In 'Proposition Ten,' Barclay considers The Church and The Ministry. Each concept warrants our attention, so here we will paraphrase what Barclay has to say about The Church. Barclay's book was first published in Latin, in 1675. The first English edition appeared in 1678.

The "Micro'pology series" was first published in the WHF newsletter, in the 1990's.

Proposition 10a


CONCERNING THE CHURCH

Who are the people of God? Could you identify them in a police line-up? Could you recognize them by their bumper stickers? Or would you need to sit them down with a stack of questions and a #2 pencil?

Really, we are asking, "What is essential?" What makes you a person of God? If it is not your hemline or your hairstyle, then what is it?

According to Robert Barclay, the people of God might belong to any nation -- or even any religious tradition.

It is essential for us to abide in God's love. It is essential that we surrender ourselves to God's spirit. The essential elements of faith are a sincere devotion to God and a deep, deep longing for real transformation. These matters supersede all outward language, custom or dress. They even supersede matters of doctrine.

Barclay quite plainly suggests that one may find the people of God "both among the heathens, Turks, Jews, and all the several sorts of Christians."

Understood in its broadest and most universal sense, "the Church" is the collective term for all these people of God. As you can see, Barclay begins his discussion of "the Church" by casting his net very wide indeed!

But if Barclay is more inclusive than the popular convention, he is also more exclusive. The same principle which allows Barclay to expand the Church out beyond the confines of Christendom also allows him to evaluate whether some of those called "Christian" are indeed members of the Church.

As Barclay sees it, it is absurd for us to be so focused on the outward rites of membership that we exclude the genuinely holy (because they have failed to undergo some formulaic profession of faith or some outward ceremony).
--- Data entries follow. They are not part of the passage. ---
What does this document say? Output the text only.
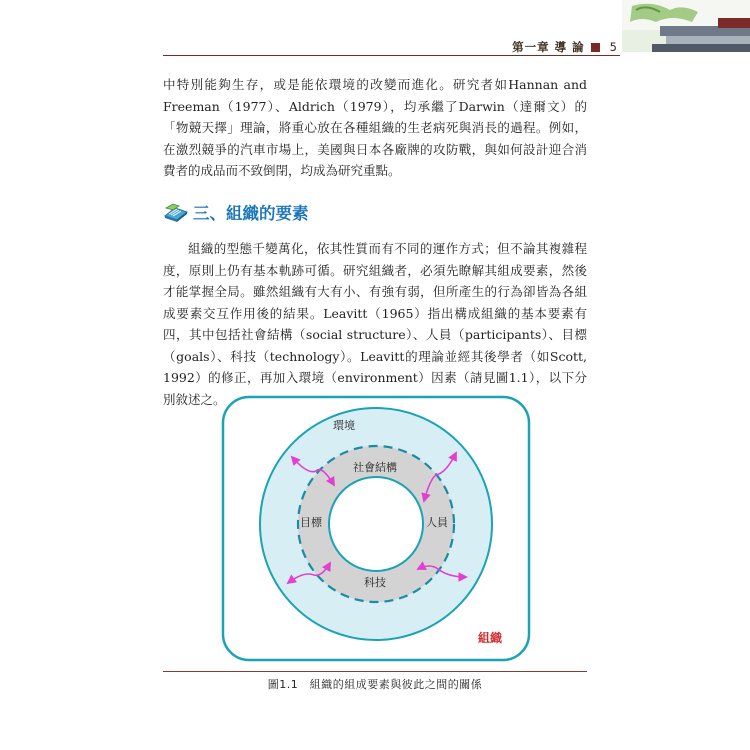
第一章 導 論 5

中特別能夠生存，或是能依環境的改變而進化。研究者如Hannan and Freeman（1977）、Aldrich（1979），均承繼了Darwin（達爾文）的「物競天擇」理論，將重心放在各種組織的生老病死與消長的過程。例如，在激烈競爭的汽車市場上，美國與日本各廠牌的攻防戰，與如何設計迎合消費者的成品而不致倒閉，均成為研究重點。

三、組織的要素

組織的型態千變萬化，依其性質而有不同的運作方式；但不論其複雜程度，原則上仍有基本軌跡可循。研究組織者，必須先瞭解其組成要素，然後才能掌握全局。雖然組織有大有小、有強有弱，但所產生的行為卻皆為各組成要素交互作用後的結果。Leavitt（1965）指出構成組織的基本要素有四，其中包括社會結構（social structure）、人員（participants）、目標（goals）、科技（technology）。Leavitt的理論並經其後學者（如Scott, 1992）的修正，再加入環境（environment）因素（請見圖1.1），以下分別敘述之。

環境
社會結構
目標	人員
科技
組織
圖1.1　組織的組成要素與彼此之間的關係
And it is positively diabolical that we credit those who have made such professions to be members of the true Church of Christ, even if they inwardly lack any holiness whatsoever!

He writes, "This is plainly to put light for darkness, and darkness for light; as if God had greater regard to words than actions, and were more pleased with vain professions than with real holiness."
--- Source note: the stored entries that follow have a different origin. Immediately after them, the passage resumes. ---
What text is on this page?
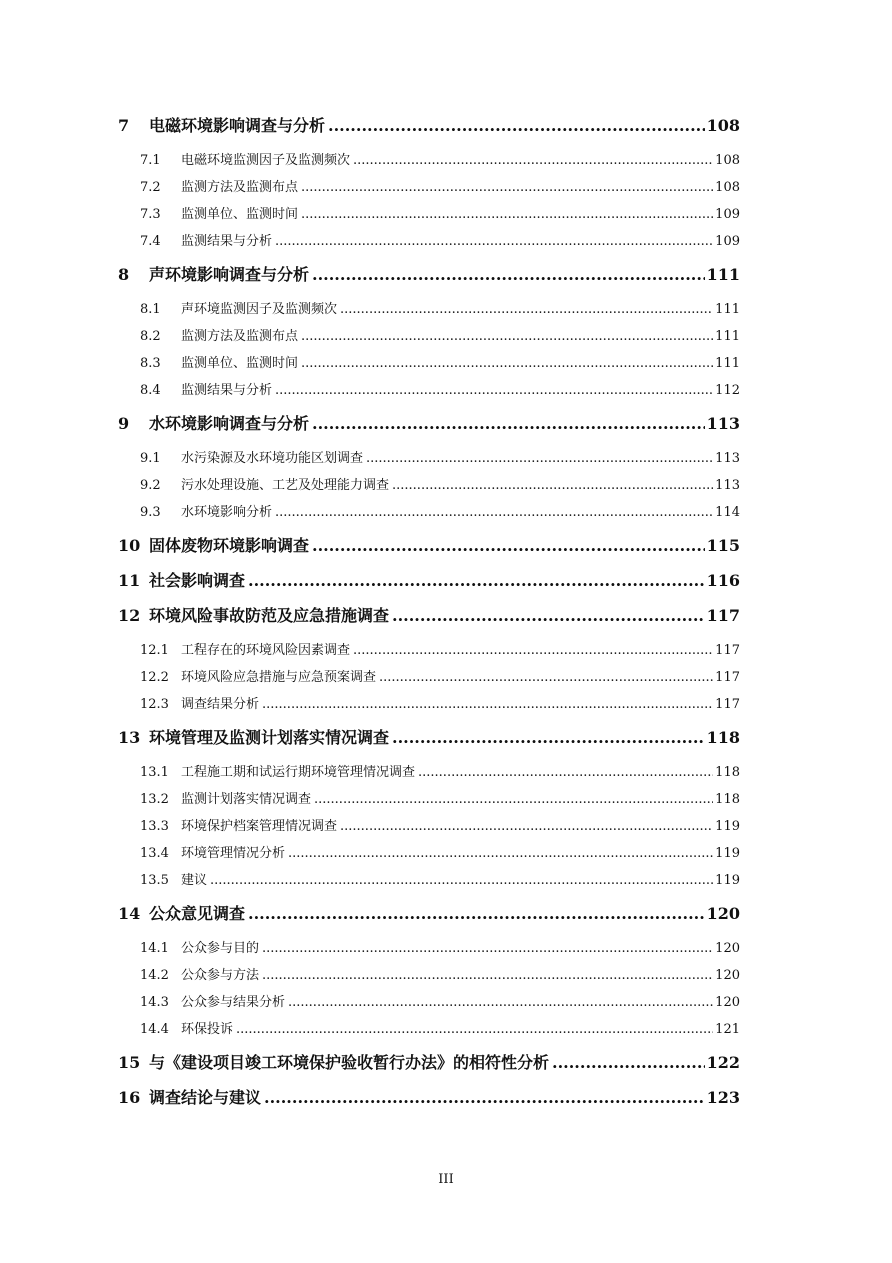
7	电磁环境影响调查与分析 .....	108
7.1	电磁环境监测因子及监测频次 .....	108
7.2	监测方法及监测布点 .....	108
7.3	监测单位、监测时间 .....	109
7.4	监测结果与分析 .....	109
8	声环境影响调查与分析 .....	111
8.1	声环境监测因子及监测频次 .....	111
8.2	监测方法及监测布点 .....	111
8.3	监测单位、监测时间 .....	111
8.4	监测结果与分析 .....	112
9	水环境影响调查与分析 .....	113
9.1	水污染源及水环境功能区划调查 .....	113
9.2	污水处理设施、工艺及处理能力调查 .....	113
9.3	水环境影响分析 .....	114
10 固体废物环境影响调查 .....	115
11 社会影响调查 .....	116
12 环境风险事故防范及应急措施调查 .....	117
12.1 工程存在的环境风险因素调查 .....	117
12.2 环境风险应急措施与应急预案调查 .....	117
12.3 调查结果分析 .....	117
13 环境管理及监测计划落实情况调查 .....	118
13.1 工程施工期和试运行期环境管理情况调查 .....	118
13.2 监测计划落实情况调查 .....	118
13.3 环境保护档案管理情况调查 .....	119
13.4 环境管理情况分析 .....	119
13.5 建议 .....	119
14 公众意见调查 .....	120
14.1 公众参与目的 .....	120
14.2 公众参与方法 .....	120
14.3 公众参与结果分析 .....	120
14.4 环保投诉 .....	121
15 与《建设项目竣工环境保护验收暂行办法》的相符性分析 .....	122
16 调查结论与建议 .....	123
III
Barclay suggests that we focus so much of our attention on outward forms because we live in the shadow of Emperor Constantine. Constantine, as you may remember, is given credit for incorporating Christianity into the fabric of the Roman Empire. By doing so, he made the forms of Christianity respectable. The upwardly mobile found it to their advantage to appear as a Christian.

Consequently, after Constantine, people became "Christian" by birth or by education and not necessarily through a real transformation of the heart. Ultimately, the established church ceased to be leaven in society. Instead, it became an extension of society (and all the worldly pursuits of greed and political control).
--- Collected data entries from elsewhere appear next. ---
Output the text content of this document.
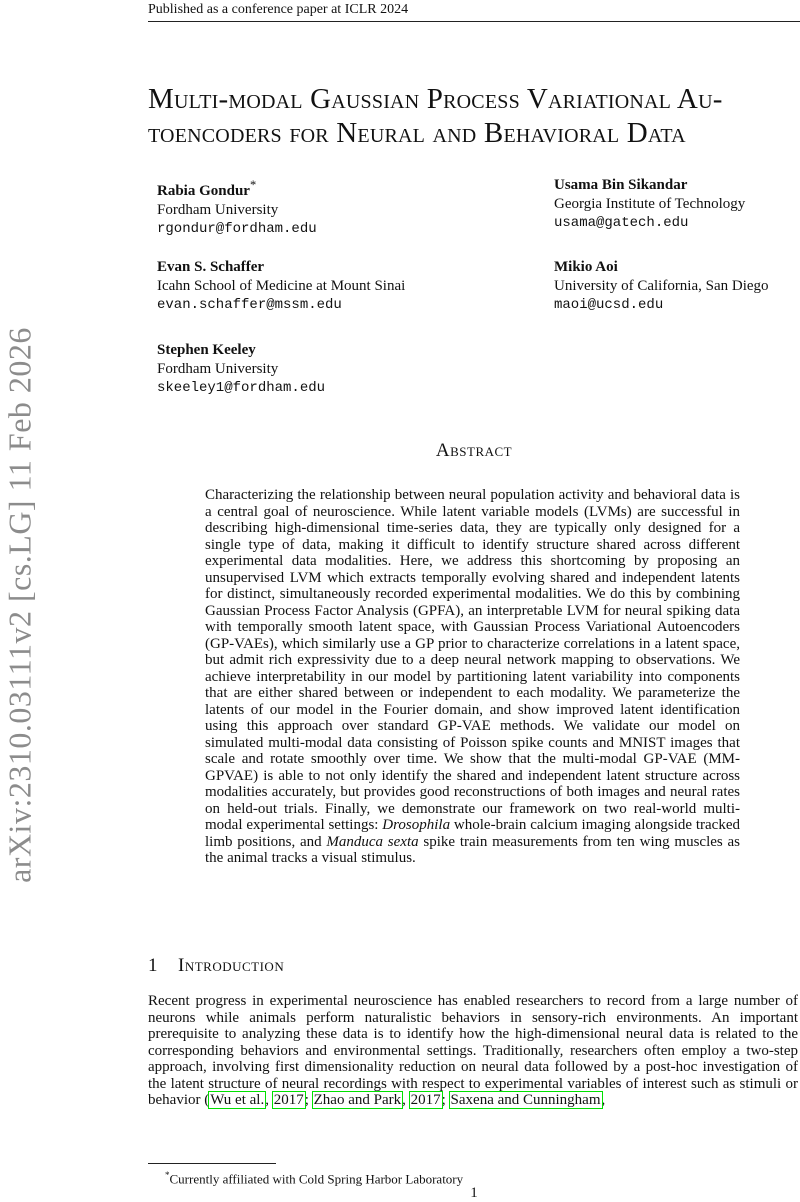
Published as a conference paper at ICLR 2024
arXiv:2310.03111v2 [cs.LG] 11 Feb 2026
Multi-modal Gaussian Process Variational Au-
toencoders for Neural and Behavioral Data
Rabia Gondur*
Fordham University
rgondur@fordham.edu
Usama Bin Sikandar
Georgia Institute of Technology
usama@gatech.edu
Evan S. Schaffer
Icahn School of Medicine at Mount Sinai
evan.schaffer@mssm.edu
Mikio Aoi
University of California, San Diego
maoi@ucsd.edu
Stephen Keeley
Fordham University
skeeley1@fordham.edu
Abstract
Characterizing the relationship between neural population activity and behavioral data is a central goal of neuroscience. While latent variable models (LVMs) are successful in describing high-dimensional time-series data, they are typically only designed for a single type of data, making it difficult to identify structure shared across different experimental data modalities. Here, we address this shortcoming by proposing an unsupervised LVM which extracts temporally evolving shared and independent latents for distinct, simultaneously recorded experimental modalities. We do this by combining Gaussian Process Factor Analysis (GPFA), an interpretable LVM for neural spiking data with temporally smooth latent space, with Gaussian Process Variational Autoencoders (GP-VAEs), which similarly use a GP prior to characterize correlations in a latent space, but admit rich expressivity due to a deep neural network mapping to observations. We achieve interpretability in our model by partitioning latent variability into components that are either shared between or independent to each modality. We parameterize the latents of our model in the Fourier domain, and show improved latent identification using this approach over standard GP-VAE methods. We validate our model on simulated multi-modal data consisting of Poisson spike counts and MNIST images that scale and rotate smoothly over time. We show that the multi-modal GP-VAE (MM-GPVAE) is able to not only identify the shared and independent latent structure across modalities accurately, but provides good reconstructions of both images and neural rates on held-out trials. Finally, we demonstrate our framework on two real-world multi-modal experimental settings: Drosophila whole-brain calcium imaging alongside tracked limb positions, and Manduca sexta spike train measurements from ten wing muscles as the animal tracks a visual stimulus.
1 Introduction
Recent progress in experimental neuroscience has enabled researchers to record from a large number of neurons while animals perform naturalistic behaviors in sensory-rich environments. An important prerequisite to analyzing these data is to identify how the high-dimensional neural data is related to the corresponding behaviors and environmental settings. Traditionally, researchers often employ a two-step approach, involving first dimensionality reduction on neural data followed by a post-hoc investigation of the latent structure of neural recordings with respect to experimental variables of interest such as stimuli or behavior (Wu et al., 2017; Zhao and Park, 2017; Saxena and Cunningham,
*Currently affiliated with Cold Spring Harbor Laboratory
1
By emphasizing the inward nature of membership in the Church, Barclay hopes to call us back to a vision of the Church that is spiritual, pure and revolutionary.

On the local level, Barclay suggests a church should pattern itself after the those "churches of primitive times gathered by the apostles." The "primitive church" is one based primarily upon relationship. People are gathered together because their "hearts are united by the same love" and because their "understandings are informed by the same truths." Seen this way, the local church is like a family, wherein each watches over the other -- teaching, instructing and caring for one another as they are led by God.

To become a member of a particular church of Christ, one must first be a member of the Church universal. One must first be open to the workings of God. But one must be even more than this. Barclay insists that a person uniting in membership with a Christian church must accept and profess the foundation of our faith: namely, that Jesus Christ is the Light who works within us, calling us to God.

While all people have access to God (regardless of belief), it does not follow that all beliefs are equally valid. Although all people have access to God, Barclay and the early Friends are certain that this access is provided through Christ. And so, to unite with a Christian church, one must uphold the truth of this. Ultimately, the truth of Christ lies behind the Truth we all seek.

Here are some questions to consider:

1. What do you think are the "essential elements of faith?"

2. Have you ever known a truly Godly person who did not fit within the parameters of your previously held assumptions?

3. Can we really hold these two things in tension: the universality of God's presence and the centrality of Christ?

4. How do you view membership in the church?